Тут комната и провалилась в тартарары.
* * *
Степан зажмурил глаза. А когда открыл, то осознал, что сидит не на диване в лаврушинской квартире, а на потертых гранитных ступенях старого дома. И что по улице несутся стада иномарок – больших и маленьких, БМВ и Мерседесов, «Фордов» и «Рено».
Народу было полно – по большей части смуглые, горбоносые, кавказистые, одеты одни скромно, другие крикливо. Дома все под одну гребенку, в несколько этажей. Какая-то стойка со здоровенными кнопочными телефонами. Напротив афиша кинотеатра – полуголая девица целится в какого-то обормота маньячного вида из гранатомета. И везде – реклама, реклама, реклама – вещь советскому человеку чуждая и ненужная.

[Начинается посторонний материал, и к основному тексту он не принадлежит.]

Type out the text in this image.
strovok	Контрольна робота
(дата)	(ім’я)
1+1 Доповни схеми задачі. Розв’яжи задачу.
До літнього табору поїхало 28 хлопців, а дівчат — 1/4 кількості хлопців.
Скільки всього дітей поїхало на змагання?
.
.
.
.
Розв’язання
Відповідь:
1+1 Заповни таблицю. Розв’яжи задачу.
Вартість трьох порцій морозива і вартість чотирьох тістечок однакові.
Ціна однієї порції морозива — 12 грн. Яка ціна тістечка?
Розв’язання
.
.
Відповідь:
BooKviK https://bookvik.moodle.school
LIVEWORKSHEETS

Степан посмотрел направо – рядом на ступенях сидела в обнимку парочка стриженных, с красными хохолками, во всем черном, с медными бляшками молодых людей неопределенного пола. Молодые люди обнимались и целовались с самозабвенностью и отстраненностью, они не замечали ничего вокруг. С другой стороны стоял Лаврушин с заводной ручкой в руках.
– Дела-а, – Степан дернул себя за мочку уха, что бы убедиться в реальности происходящего.